POL-PPWP: Autofahrer außer Rand und Band - mehrere Streifen im Einsatz

Kaiserslautern (ots) - Völlig außer Rand und Band zeigte sich ein 50-jähriger Autofahrer am Dienstagnachmittag bei einer Verkehrskontrolle im Hilgardring - mehrere Streifen waren erforderlich, um den aus dem Landkreis stammenden Mann und seinen Beifahrer unter Kontrolle zu bringen. Die beiden Männer leisteten bei einer Festnahme erheblichen Widerstand und sorgten dadurch für einen äußerst öffentlichkeitswirksamen Vorfall.

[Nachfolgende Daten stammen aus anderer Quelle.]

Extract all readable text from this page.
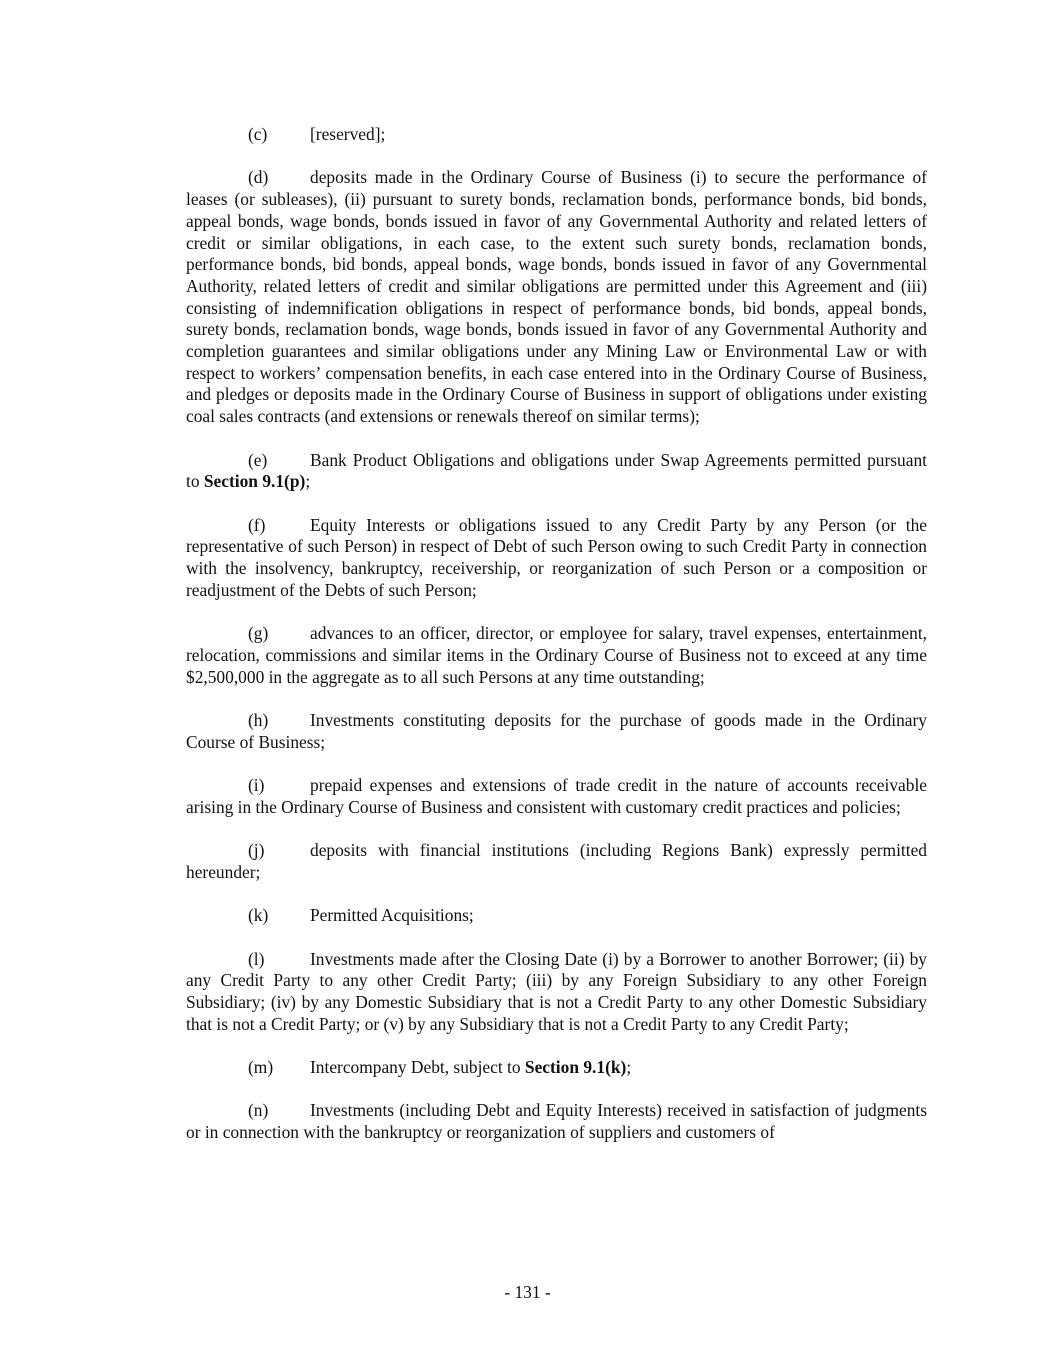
(c) [reserved];

(d) deposits made in the Ordinary Course of Business (i) to secure the performance of leases (or subleases), (ii) pursuant to surety bonds, reclamation bonds, performance bonds, bid bonds, appeal bonds, wage bonds, bonds issued in favor of any Governmental Authority and related letters of credit or similar obligations, in each case, to the extent such surety bonds, reclamation bonds, performance bonds, bid bonds, appeal bonds, wage bonds, bonds issued in favor of any Governmental Authority, related letters of credit and similar obligations are permitted under this Agreement and (iii) consisting of indemnification obligations in respect of performance bonds, bid bonds, appeal bonds, surety bonds, reclamation bonds, wage bonds, bonds issued in favor of any Governmental Authority and completion guarantees and similar obligations under any Mining Law or Environmental Law or with respect to workers’ compensation benefits, in each case entered into in the Ordinary Course of Business, and pledges or deposits made in the Ordinary Course of Business in support of obligations under existing coal sales contracts (and extensions or renewals thereof on similar terms);

(e) Bank Product Obligations and obligations under Swap Agreements permitted pursuant to Section 9.1(p);

(f)	Equity Interests or obligations issued to any Credit Party by any Person (or the representative of such Person) in respect of Debt of such Person owing to such Credit Party in connection with the insolvency, bankruptcy, receivership, or reorganization of such Person or a composition or readjustment of the Debts of such Person;

(g) advances to an officer, director, or employee for salary, travel expenses, entertainment, relocation, commissions and similar items in the Ordinary Course of Business not to exceed at any time $2,500,000 in the aggregate as to all such Persons at any time outstanding;

(h) Investments constituting deposits for the purchase of goods made in the Ordinary Course of Business;

(i)	prepaid expenses and extensions of trade credit in the nature of accounts receivable arising in the Ordinary Course of Business and consistent with customary credit practices and policies;

(j)	deposits with financial institutions (including Regions Bank) expressly permitted hereunder;

(k) Permitted Acquisitions;

(l)	Investments made after the Closing Date (i) by a Borrower to another Borrower; (ii) by any Credit Party to any other Credit Party; (iii) by any Foreign Subsidiary to any other Foreign Subsidiary; (iv) by any Domestic Subsidiary that is not a Credit Party to any other Domestic Subsidiary that is not a Credit Party; or (v) by any Subsidiary that is not a Credit Party to any Credit Party;

(m) Intercompany Debt, subject to Section 9.1(k);

(n) Investments (including Debt and Equity Interests) received in satisfaction of judgments or in connection with the bankruptcy or reorganization of suppliers and customers of

- 131 -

Das Fahrzeug des 50-jährigen wurde gegen 15:45 Uhr im Rahmen einer Verkehrskontrolle angehalten. Dabei ergaben sich bei dem Mann Anzeichen, die auf den Konsum von Betäubungsmitteln hindeuteten. Nachdem ihm die Beamten die Gewahrsamnahme erklärt hatten, sollte er zur Durchführung einer Blutentnahme zur Dienststelle gebracht werden. Dagegen wehrte er sich heftig und schlug um sich. Um ihn zu Boden zu bringen und zu fixieren, mussten die Kräfte den Schlagstock und Pfefferspray einsetzen. Während der Maßnahmen mischte sich der gleichaltrige und ebenfalls aus dem Landkreis stammende Beifahrer ein und musste durch zwischenzeitlich eingetroffene Unterstützungskräfte zunächst abgedrängt werden. Als er sich in aggressiver Haltung vor den Beamten aufbaute und auch diese Situation zu eskalieren drohte, musste ein weiteres Mal Pfefferspray eingesetzt werden. Nachdem auch er wild um sich schlug, wurde er zu Boden gebracht und fixiert - ebenfalls unter dem Einsatz des Schlagstockes.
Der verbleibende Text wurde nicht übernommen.